Untitled

After a several year gap, I finally took another week-long programming retreat, where I could work in hermit mode, away from the normal press of work. My wife has been generously offering it to me the last few years, but I’m generally bad at taking vacations from work.
As a change of pace from my current Oculus work, I wanted to write some from-scratch-in-C++ neural network implementations, and I wanted to do it with a strictly base OpenBSD system. Someone remarked that is a pretty random pairing, but it worked out ok.
Despite not having actually used it, I have always been fond of the idea of OpenBSD — a relatively minimal and opinionated system with a cohesive vision and an emphasis on quality and craftsmanship. Linux is a lot of things, but cohesive isn’t one of them.
I’m not a Unix geek. I get around ok, but I am most comfortable developing in Visual Studio on Windows. I thought a week of full immersion work in the old school Unix style would be interesting, even if it meant working at a slower pace. It was sort of an adventure in retro computing — this was fvwm and vi. Not vim, actual BSD vi.
In the end, I didn’t really explore the system all that much, with 95% of my time in just the basic vi / make / gdb operations. I appreciated the good man pages, as I tried to do everything within the self contained system, without resorting to internet searches. Seeing references to 30+ year old things like Tektronix terminals was amusing.
I was a little surprised that the C++ support wasn’t very good. G++ didn’t support C++11, and LLVM C++ didn’t play nicely with gdb. Gdb crashed on me a lot as well, I suspect due to C++ issues. I know you can get more recent versions through ports, but I stuck with using the base system.
In hindsight, I should have just gone full retro and done everything in ANSI C. I do have plenty of days where, like many older programmers, I think “Maybe C++ isn’t as much of a net positive as we assume...”. There is still much that I like, but it isn’t a hardship for me to build small projects in plain C.
Maybe next time I do this I will try to go full emacs, another major culture that I don’t have much exposure to.
I have a decent overview understanding of most machine learning algorithms, and I have done some linear classifier and decision tree work, but for some reason I have avoided neural networks. On some level, I suspect that Deep Learning being so trendy tweaked a little bit of contrarian in me, and I still have a little bit of a reflexive bias against “throw everything at the NN and let it sort it out!”
In the spirit of my retro theme, I had printed out several of Yann LeCun’s old papers and was considering doing everything completely off line, as if I was actually in a mountain cabin somewhere, but I wound up watching a lot of the Stanford CS231N lectures on YouTube, and found them really valuable.

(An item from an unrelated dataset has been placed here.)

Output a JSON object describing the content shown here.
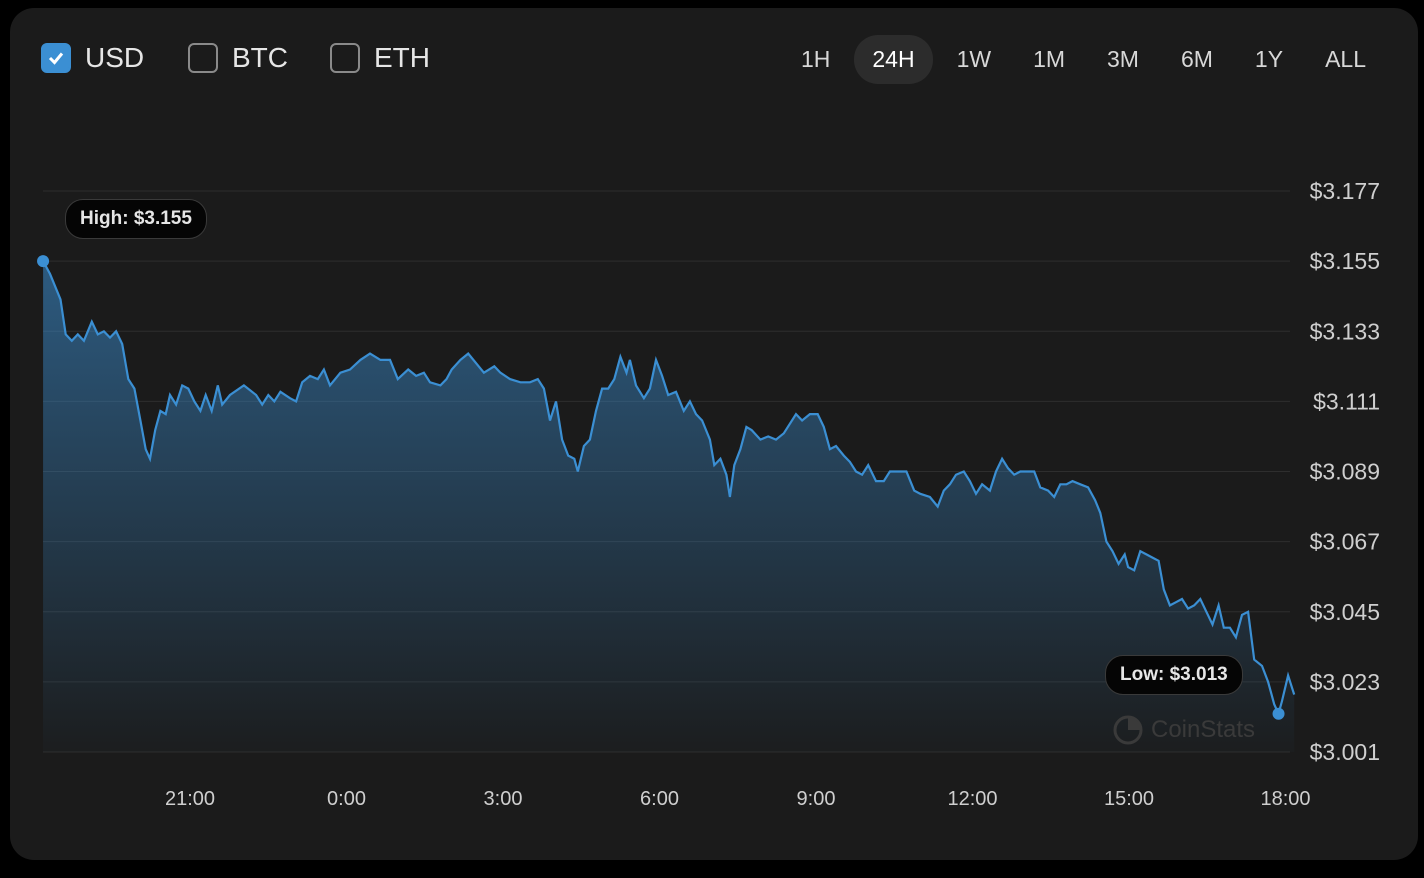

Watching lecture videos is something that I very rarely do — it is normally hard for me to feel the time is justified, but on retreat it was great!

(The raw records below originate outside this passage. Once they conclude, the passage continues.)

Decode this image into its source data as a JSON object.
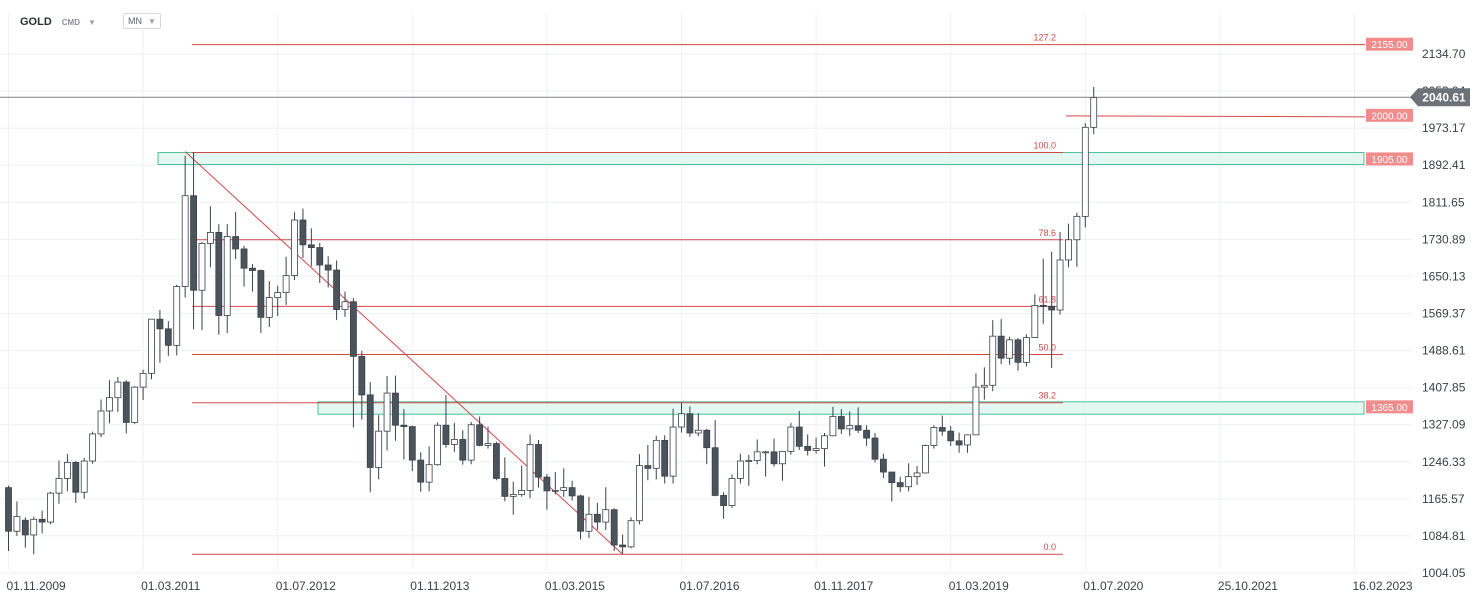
{
  "header": {
    "symbol": "GOLD",
    "exchange": "CMD",
    "interval": "MN"
  },
  "colors": {
    "bull_body": "#ffffff",
    "bear_body": "#4b545c",
    "wick": "#3a4148",
    "fib_line": "#d04a4a",
    "zone_fill": "#dff6ef",
    "zone_stroke": "#49c19b",
    "price_tag": "#f08c8c",
    "current_tag": "#6b7379",
    "grid": "#eef0f2"
  },
  "chart_data": {
    "type": "candlestick",
    "symbol": "GOLD",
    "interval": "MN",
    "y_ticks": [
      2134.7,
      2053.94,
      1973.17,
      1892.41,
      1811.65,
      1730.89,
      1650.13,
      1569.37,
      1488.61,
      1407.85,
      1327.09,
      1246.33,
      1165.57,
      1084.81,
      1004.05
    ],
    "x_tick_labels": [
      "01.11.2009",
      "01.03.2011",
      "01.07.2012",
      "01.11.2013",
      "01.03.2015",
      "01.07.2016",
      "01.11.2017",
      "01.03.2019",
      "01.07.2020",
      "25.10.2021",
      "16.02.2023"
    ],
    "current_price": 2040.61,
    "price_levels": [
      {
        "label": "2155.00",
        "value": 2155.0
      },
      {
        "label": "2000.00",
        "value": 2000.0
      },
      {
        "label": "1905.00",
        "value": 1905.0
      },
      {
        "label": "1365.00",
        "value": 1365.0
      }
    ],
    "fib_levels": [
      {
        "label": "127.2",
        "value": 2155.0
      },
      {
        "label": "100.0",
        "value": 1920.0
      },
      {
        "label": "78.6",
        "value": 1730.0
      },
      {
        "label": "61.8",
        "value": 1585.0
      },
      {
        "label": "50.0",
        "value": 1480.0
      },
      {
        "label": "38.2",
        "value": 1375.0
      },
      {
        "label": "0.0",
        "value": 1045.0
      }
    ],
    "zones": [
      {
        "label": "1905.00",
        "low": 1894.0,
        "high": 1920.0
      },
      {
        "label": "1365.00",
        "low": 1350.0,
        "high": 1377.0
      }
    ],
    "trendline": {
      "from": {
        "date": "2011-08-01",
        "price": 1922.0
      },
      "to": {
        "date": "2015-12-01",
        "price": 1045.0
      }
    },
    "candles": [
      {
        "date": "2009-11-01",
        "o": 1190,
        "h": 1194,
        "l": 1052,
        "c": 1095
      },
      {
        "date": "2009-12-01",
        "o": 1095,
        "h": 1160,
        "l": 1085,
        "c": 1127
      },
      {
        "date": "2010-01-01",
        "o": 1119,
        "h": 1125,
        "l": 1059,
        "c": 1087
      },
      {
        "date": "2010-02-01",
        "o": 1087,
        "h": 1127,
        "l": 1045,
        "c": 1121
      },
      {
        "date": "2010-03-01",
        "o": 1121,
        "h": 1140,
        "l": 1090,
        "c": 1115
      },
      {
        "date": "2010-04-01",
        "o": 1115,
        "h": 1181,
        "l": 1110,
        "c": 1178
      },
      {
        "date": "2010-05-01",
        "o": 1178,
        "h": 1249,
        "l": 1155,
        "c": 1210
      },
      {
        "date": "2010-06-01",
        "o": 1210,
        "h": 1263,
        "l": 1182,
        "c": 1245
      },
      {
        "date": "2010-07-01",
        "o": 1245,
        "h": 1248,
        "l": 1157,
        "c": 1180
      },
      {
        "date": "2010-08-01",
        "o": 1180,
        "h": 1255,
        "l": 1166,
        "c": 1248
      },
      {
        "date": "2010-09-01",
        "o": 1248,
        "h": 1312,
        "l": 1242,
        "c": 1307
      },
      {
        "date": "2010-10-01",
        "o": 1307,
        "h": 1382,
        "l": 1300,
        "c": 1357
      },
      {
        "date": "2010-11-01",
        "o": 1357,
        "h": 1424,
        "l": 1330,
        "c": 1386
      },
      {
        "date": "2010-12-01",
        "o": 1386,
        "h": 1431,
        "l": 1355,
        "c": 1420
      },
      {
        "date": "2011-01-01",
        "o": 1420,
        "h": 1424,
        "l": 1308,
        "c": 1332
      },
      {
        "date": "2011-02-01",
        "o": 1332,
        "h": 1411,
        "l": 1329,
        "c": 1409
      },
      {
        "date": "2011-03-01",
        "o": 1409,
        "h": 1447,
        "l": 1381,
        "c": 1439
      },
      {
        "date": "2011-04-01",
        "o": 1439,
        "h": 1557,
        "l": 1426,
        "c": 1557
      },
      {
        "date": "2011-05-01",
        "o": 1557,
        "h": 1577,
        "l": 1462,
        "c": 1536
      },
      {
        "date": "2011-06-01",
        "o": 1536,
        "h": 1553,
        "l": 1477,
        "c": 1500
      },
      {
        "date": "2011-07-01",
        "o": 1500,
        "h": 1632,
        "l": 1478,
        "c": 1628
      },
      {
        "date": "2011-08-01",
        "o": 1628,
        "h": 1913,
        "l": 1604,
        "c": 1826
      },
      {
        "date": "2011-09-01",
        "o": 1826,
        "h": 1921,
        "l": 1535,
        "c": 1620
      },
      {
        "date": "2011-10-01",
        "o": 1620,
        "h": 1725,
        "l": 1533,
        "c": 1722
      },
      {
        "date": "2011-11-01",
        "o": 1722,
        "h": 1803,
        "l": 1670,
        "c": 1746
      },
      {
        "date": "2011-12-01",
        "o": 1746,
        "h": 1764,
        "l": 1523,
        "c": 1565
      },
      {
        "date": "2012-01-01",
        "o": 1565,
        "h": 1764,
        "l": 1527,
        "c": 1737
      },
      {
        "date": "2012-02-01",
        "o": 1737,
        "h": 1791,
        "l": 1688,
        "c": 1710
      },
      {
        "date": "2012-03-01",
        "o": 1710,
        "h": 1717,
        "l": 1628,
        "c": 1668
      },
      {
        "date": "2012-04-01",
        "o": 1668,
        "h": 1677,
        "l": 1617,
        "c": 1663
      },
      {
        "date": "2012-05-01",
        "o": 1663,
        "h": 1665,
        "l": 1527,
        "c": 1561
      },
      {
        "date": "2012-06-01",
        "o": 1561,
        "h": 1640,
        "l": 1540,
        "c": 1604
      },
      {
        "date": "2012-07-01",
        "o": 1604,
        "h": 1630,
        "l": 1564,
        "c": 1615
      },
      {
        "date": "2012-08-01",
        "o": 1615,
        "h": 1693,
        "l": 1588,
        "c": 1652
      },
      {
        "date": "2012-09-01",
        "o": 1652,
        "h": 1790,
        "l": 1642,
        "c": 1773
      },
      {
        "date": "2012-10-01",
        "o": 1773,
        "h": 1798,
        "l": 1690,
        "c": 1719
      },
      {
        "date": "2012-11-01",
        "o": 1719,
        "h": 1755,
        "l": 1672,
        "c": 1713
      },
      {
        "date": "2012-12-01",
        "o": 1713,
        "h": 1723,
        "l": 1636,
        "c": 1675
      },
      {
        "date": "2013-01-01",
        "o": 1675,
        "h": 1694,
        "l": 1626,
        "c": 1664
      },
      {
        "date": "2013-02-01",
        "o": 1664,
        "h": 1685,
        "l": 1555,
        "c": 1578
      },
      {
        "date": "2013-03-01",
        "o": 1578,
        "h": 1617,
        "l": 1562,
        "c": 1595
      },
      {
        "date": "2013-04-01",
        "o": 1595,
        "h": 1603,
        "l": 1321,
        "c": 1476
      },
      {
        "date": "2013-05-01",
        "o": 1476,
        "h": 1488,
        "l": 1338,
        "c": 1392
      },
      {
        "date": "2013-06-01",
        "o": 1392,
        "h": 1420,
        "l": 1180,
        "c": 1234
      },
      {
        "date": "2013-07-01",
        "o": 1234,
        "h": 1348,
        "l": 1208,
        "c": 1313
      },
      {
        "date": "2013-08-01",
        "o": 1313,
        "h": 1433,
        "l": 1271,
        "c": 1396
      },
      {
        "date": "2013-09-01",
        "o": 1396,
        "h": 1434,
        "l": 1292,
        "c": 1326
      },
      {
        "date": "2013-10-01",
        "o": 1326,
        "h": 1361,
        "l": 1251,
        "c": 1323
      },
      {
        "date": "2013-11-01",
        "o": 1323,
        "h": 1325,
        "l": 1226,
        "c": 1250
      },
      {
        "date": "2013-12-01",
        "o": 1250,
        "h": 1267,
        "l": 1181,
        "c": 1202
      },
      {
        "date": "2014-01-01",
        "o": 1202,
        "h": 1280,
        "l": 1182,
        "c": 1240
      },
      {
        "date": "2014-02-01",
        "o": 1240,
        "h": 1332,
        "l": 1238,
        "c": 1326
      },
      {
        "date": "2014-03-01",
        "o": 1326,
        "h": 1392,
        "l": 1277,
        "c": 1284
      },
      {
        "date": "2014-04-01",
        "o": 1284,
        "h": 1331,
        "l": 1268,
        "c": 1295
      },
      {
        "date": "2014-05-01",
        "o": 1295,
        "h": 1315,
        "l": 1240,
        "c": 1250
      },
      {
        "date": "2014-06-01",
        "o": 1250,
        "h": 1333,
        "l": 1241,
        "c": 1327
      },
      {
        "date": "2014-07-01",
        "o": 1327,
        "h": 1345,
        "l": 1280,
        "c": 1282
      },
      {
        "date": "2014-08-01",
        "o": 1282,
        "h": 1323,
        "l": 1275,
        "c": 1286
      },
      {
        "date": "2014-09-01",
        "o": 1286,
        "h": 1290,
        "l": 1206,
        "c": 1210
      },
      {
        "date": "2014-10-01",
        "o": 1210,
        "h": 1256,
        "l": 1160,
        "c": 1171
      },
      {
        "date": "2014-11-01",
        "o": 1171,
        "h": 1203,
        "l": 1131,
        "c": 1175
      },
      {
        "date": "2014-12-01",
        "o": 1175,
        "h": 1238,
        "l": 1170,
        "c": 1184
      },
      {
        "date": "2015-01-01",
        "o": 1184,
        "h": 1306,
        "l": 1167,
        "c": 1284
      },
      {
        "date": "2015-02-01",
        "o": 1284,
        "h": 1294,
        "l": 1190,
        "c": 1213
      },
      {
        "date": "2015-03-01",
        "o": 1213,
        "h": 1220,
        "l": 1142,
        "c": 1183
      },
      {
        "date": "2015-04-01",
        "o": 1183,
        "h": 1224,
        "l": 1175,
        "c": 1184
      },
      {
        "date": "2015-05-01",
        "o": 1184,
        "h": 1232,
        "l": 1170,
        "c": 1190
      },
      {
        "date": "2015-06-01",
        "o": 1190,
        "h": 1205,
        "l": 1162,
        "c": 1172
      },
      {
        "date": "2015-07-01",
        "o": 1172,
        "h": 1175,
        "l": 1077,
        "c": 1095
      },
      {
        "date": "2015-08-01",
        "o": 1095,
        "h": 1170,
        "l": 1080,
        "c": 1132
      },
      {
        "date": "2015-09-01",
        "o": 1132,
        "h": 1157,
        "l": 1098,
        "c": 1115
      },
      {
        "date": "2015-10-01",
        "o": 1115,
        "h": 1191,
        "l": 1098,
        "c": 1142
      },
      {
        "date": "2015-11-01",
        "o": 1142,
        "h": 1145,
        "l": 1052,
        "c": 1065
      },
      {
        "date": "2015-12-01",
        "o": 1065,
        "h": 1088,
        "l": 1046,
        "c": 1061
      },
      {
        "date": "2016-01-01",
        "o": 1061,
        "h": 1125,
        "l": 1058,
        "c": 1118
      },
      {
        "date": "2016-02-01",
        "o": 1118,
        "h": 1263,
        "l": 1110,
        "c": 1238
      },
      {
        "date": "2016-03-01",
        "o": 1238,
        "h": 1283,
        "l": 1206,
        "c": 1232
      },
      {
        "date": "2016-04-01",
        "o": 1232,
        "h": 1303,
        "l": 1208,
        "c": 1293
      },
      {
        "date": "2016-05-01",
        "o": 1293,
        "h": 1304,
        "l": 1199,
        "c": 1215
      },
      {
        "date": "2016-06-01",
        "o": 1215,
        "h": 1362,
        "l": 1199,
        "c": 1322
      },
      {
        "date": "2016-07-01",
        "o": 1322,
        "h": 1375,
        "l": 1310,
        "c": 1351
      },
      {
        "date": "2016-08-01",
        "o": 1351,
        "h": 1367,
        "l": 1301,
        "c": 1309
      },
      {
        "date": "2016-09-01",
        "o": 1309,
        "h": 1352,
        "l": 1302,
        "c": 1315
      },
      {
        "date": "2016-10-01",
        "o": 1315,
        "h": 1318,
        "l": 1241,
        "c": 1277
      },
      {
        "date": "2016-11-01",
        "o": 1277,
        "h": 1337,
        "l": 1171,
        "c": 1173
      },
      {
        "date": "2016-12-01",
        "o": 1173,
        "h": 1180,
        "l": 1122,
        "c": 1151
      },
      {
        "date": "2017-01-01",
        "o": 1151,
        "h": 1219,
        "l": 1146,
        "c": 1210
      },
      {
        "date": "2017-02-01",
        "o": 1210,
        "h": 1264,
        "l": 1199,
        "c": 1248
      },
      {
        "date": "2017-03-01",
        "o": 1248,
        "h": 1261,
        "l": 1194,
        "c": 1249
      },
      {
        "date": "2017-04-01",
        "o": 1249,
        "h": 1295,
        "l": 1241,
        "c": 1268
      },
      {
        "date": "2017-05-01",
        "o": 1268,
        "h": 1270,
        "l": 1214,
        "c": 1268
      },
      {
        "date": "2017-06-01",
        "o": 1268,
        "h": 1297,
        "l": 1236,
        "c": 1242
      },
      {
        "date": "2017-07-01",
        "o": 1242,
        "h": 1270,
        "l": 1205,
        "c": 1269
      },
      {
        "date": "2017-08-01",
        "o": 1269,
        "h": 1331,
        "l": 1262,
        "c": 1322
      },
      {
        "date": "2017-09-01",
        "o": 1322,
        "h": 1357,
        "l": 1272,
        "c": 1280
      },
      {
        "date": "2017-10-01",
        "o": 1280,
        "h": 1306,
        "l": 1260,
        "c": 1271
      },
      {
        "date": "2017-11-01",
        "o": 1271,
        "h": 1299,
        "l": 1264,
        "c": 1275
      },
      {
        "date": "2017-12-01",
        "o": 1275,
        "h": 1309,
        "l": 1236,
        "c": 1303
      },
      {
        "date": "2018-01-01",
        "o": 1303,
        "h": 1366,
        "l": 1302,
        "c": 1345
      },
      {
        "date": "2018-02-01",
        "o": 1345,
        "h": 1361,
        "l": 1307,
        "c": 1318
      },
      {
        "date": "2018-03-01",
        "o": 1318,
        "h": 1356,
        "l": 1303,
        "c": 1325
      },
      {
        "date": "2018-04-01",
        "o": 1325,
        "h": 1365,
        "l": 1309,
        "c": 1315
      },
      {
        "date": "2018-05-01",
        "o": 1315,
        "h": 1326,
        "l": 1281,
        "c": 1298
      },
      {
        "date": "2018-06-01",
        "o": 1298,
        "h": 1309,
        "l": 1245,
        "c": 1252
      },
      {
        "date": "2018-07-01",
        "o": 1252,
        "h": 1264,
        "l": 1211,
        "c": 1224
      },
      {
        "date": "2018-08-01",
        "o": 1224,
        "h": 1224,
        "l": 1160,
        "c": 1201
      },
      {
        "date": "2018-09-01",
        "o": 1201,
        "h": 1214,
        "l": 1180,
        "c": 1192
      },
      {
        "date": "2018-10-01",
        "o": 1192,
        "h": 1243,
        "l": 1182,
        "c": 1214
      },
      {
        "date": "2018-11-01",
        "o": 1214,
        "h": 1237,
        "l": 1196,
        "c": 1222
      },
      {
        "date": "2018-12-01",
        "o": 1222,
        "h": 1284,
        "l": 1221,
        "c": 1282
      },
      {
        "date": "2019-01-01",
        "o": 1282,
        "h": 1326,
        "l": 1275,
        "c": 1321
      },
      {
        "date": "2019-02-01",
        "o": 1321,
        "h": 1347,
        "l": 1303,
        "c": 1313
      },
      {
        "date": "2019-03-01",
        "o": 1313,
        "h": 1324,
        "l": 1281,
        "c": 1292
      },
      {
        "date": "2019-04-01",
        "o": 1292,
        "h": 1310,
        "l": 1266,
        "c": 1283
      },
      {
        "date": "2019-05-01",
        "o": 1283,
        "h": 1306,
        "l": 1266,
        "c": 1305
      },
      {
        "date": "2019-06-01",
        "o": 1305,
        "h": 1439,
        "l": 1311,
        "c": 1409
      },
      {
        "date": "2019-07-01",
        "o": 1409,
        "h": 1452,
        "l": 1382,
        "c": 1413
      },
      {
        "date": "2019-08-01",
        "o": 1413,
        "h": 1555,
        "l": 1400,
        "c": 1520
      },
      {
        "date": "2019-09-01",
        "o": 1520,
        "h": 1557,
        "l": 1459,
        "c": 1472
      },
      {
        "date": "2019-10-01",
        "o": 1472,
        "h": 1519,
        "l": 1458,
        "c": 1512
      },
      {
        "date": "2019-11-01",
        "o": 1512,
        "h": 1516,
        "l": 1445,
        "c": 1463
      },
      {
        "date": "2019-12-01",
        "o": 1463,
        "h": 1524,
        "l": 1454,
        "c": 1517
      },
      {
        "date": "2020-01-01",
        "o": 1517,
        "h": 1611,
        "l": 1517,
        "c": 1587
      },
      {
        "date": "2020-02-01",
        "o": 1587,
        "h": 1689,
        "l": 1547,
        "c": 1585
      },
      {
        "date": "2020-03-01",
        "o": 1585,
        "h": 1704,
        "l": 1451,
        "c": 1577
      },
      {
        "date": "2020-04-01",
        "o": 1577,
        "h": 1747,
        "l": 1567,
        "c": 1686
      },
      {
        "date": "2020-05-01",
        "o": 1686,
        "h": 1765,
        "l": 1670,
        "c": 1730
      },
      {
        "date": "2020-06-01",
        "o": 1730,
        "h": 1789,
        "l": 1671,
        "c": 1781
      },
      {
        "date": "2020-07-01",
        "o": 1781,
        "h": 1984,
        "l": 1757,
        "c": 1975
      },
      {
        "date": "2020-08-01",
        "o": 1975,
        "h": 2063,
        "l": 1960,
        "c": 2040
      }
    ]
  }
}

I don’t think I have anything particularly insightful to add about neural networks, but it was a very productive week for me, solidifying “book knowledge” into real experience.
I used a common pattern for me: get first results with hacky code, then write a brand new and clean implementation with the lessons learned, so they both exist and can be cross checked.
I initially got backprop wrong both times, comparison with numerical differentiation was critical! It is interesting that things still train even when various parts are pretty wrong — as long as the sign is right most of the time, progress is often made.
I was pretty happy with my multi-layer neural net code; it wound up in a form that I can just drop it into future efforts. Yes, for anything serious I should use an established library, but there are a lot of times when just having a single .cpp and .h file that you wrote ever line of is convenient.
My conv net code just got to the hacky but working phase, I could have used another day or two to make a clean and flexible implementation.
One thing I found interesting was that when testing on MNIST with my initial NN before adding any convolutions, I was getting significantly better results than the non-convolutional NN reported for comparison in LeCun ‘98 — right around 2% error on the test set with a single 100 node hidden layer, versus 3% for both wider and deeper nets back then. I attribute this to the modern best practices —ReLU, Softmax, and better initialization.
This is one of the most fascinating things about NN work — it is all so simple, and the breakthrough advances are often things that can be expressed with just a few lines of code. It feels like there are some similarities with ray tracing in the graphics world, where you can implement a physically based light transport ray tracer quite quickly, and produce state of the art images if you have the data and enough runtime patience.
I got a much better gut-level understanding of overtraining / generalization / regularization by exploring a bunch of training parameters. On the last night before I had to head home, I froze the architecture and just played with hyperparameters. “Training!” Is definitely worse than “Compiling!” for staying focused.
Now I get to keep my eyes open for a work opportunity to use the new skills!
I am dreading what my email and workspace are going to look like when I get into the office tomorrow.